Dumpster diving for niche market products is my way describing the process of creating new niche market products. I read once that for every 3000 new product ideas you get one successful product. Obviously, this was a six figure study funded by the federal government for some university research lab, but I digress.

The 3000 new product idea figure is quite believable if you think of the giant mass marketers, which have precise criterion for fitting into their existing product families. New product ideas can be tossed into the dumpster for a variety of reasons:

• Is the new product idea compatible with the company strategy?
• Is the new product idea compatible the existing market or consumption behavior?
• Does the product offer an advantage over existing products?
• Is the product simple for the buyer and user to understand?
• Does it stand up to the test of market research?
• Is their a need for the product?
• Is the market big enough to make a profit?

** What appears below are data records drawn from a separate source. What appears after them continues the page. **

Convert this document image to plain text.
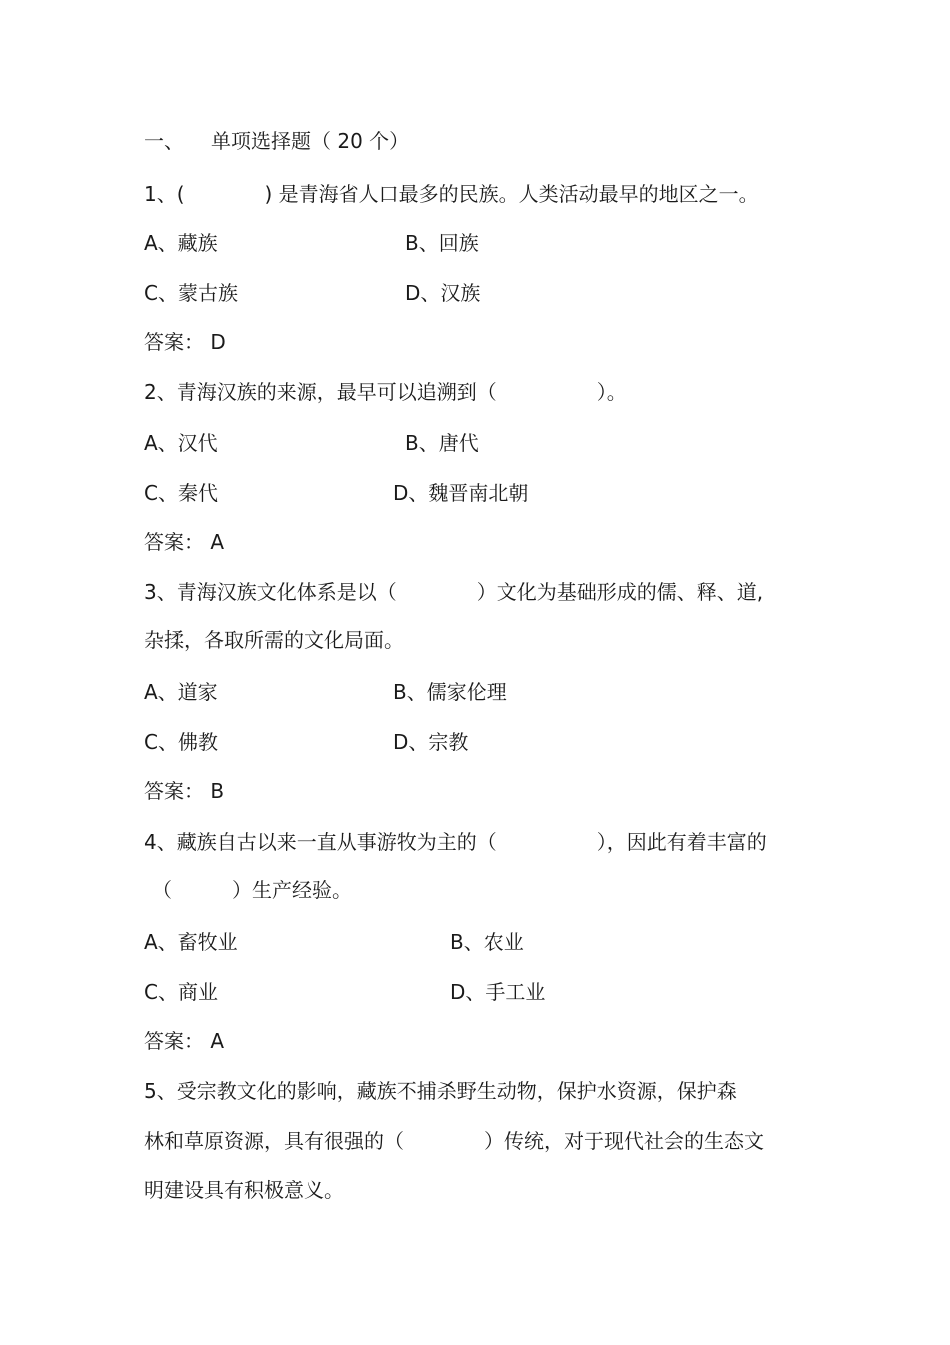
一、 单项选择题（ 20 个）
1、(　　　　) 是青海省人口最多的民族。人类活动最早的地区之一。
A、藏族	B、回族
C、蒙古族	D、汉族
答案： D
2、青海汉族的来源，最早可以追溯到（　　　　　）。
A、汉代	B、唐代
C、秦代	D、魏晋南北朝
答案： A
3、青海汉族文化体系是以（　　　　）文化为基础形成的儒、释、道,
杂揉，各取所需的文化局面。
A、道家	B、儒家伦理
C、佛教	D、宗教
答案： B
4、藏族自古以来一直从事游牧为主的（　　　　　），因此有着丰富的
（　　　）生产经验。
A、畜牧业	B、农业
C、商业	D、手工业
答案： A
5、受宗教文化的影响，藏族不捕杀野生动物，保护水资源，保护森
林和草原资源，具有很强的（　　　　）传统，对于现代社会的生态文
明建设具有积极意义。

At a mass market firm, a lot of good ideas get dumped in the dumpster; some deserve to be thrown away while others just did not the company strategy or did not serve a big enough market for the company to support it. Additionally, Netscape says it takes 32 months to gestate a new product, which may not necessarily successful. Behind this product launch are all the failed product ideas.

This is where the niche marketer comes in to play. What does not fit the mass marketer may nicely fit into the entrepreneur’s domain. The optimum situation for the entrepreneur is an overlooked or under served market segment that has a customer base big enough for the smaller firm to make a profit, but small enough that the mass marketer will pass on it.

This allows the entrepreneur to focus on the customers’ wants and needs, rather than always worrying about the competition. Successful niche marketers become experts or “knowledge brokers” about their customers’ problems and issues; the customers learn to depend on them for answers and advice.

The best niche products are not cool or easy to make; they are solutions to real problems that people will have tomorrow. Often mass marketers will fixate on doing what they know best or on doing what is easy to build or to design. They play it safe by leveraging existing resources. A better approach is to think in terms of work processes at your customer; if you can, project into the future and try to anticipate problems or jobs that will need to be done. Help your customer solve these problems or get the job done.

It could be that cool new ideas may have been tossed in the dumpster by the big guys. You know the expression: one man’s trash is another man’s treasure.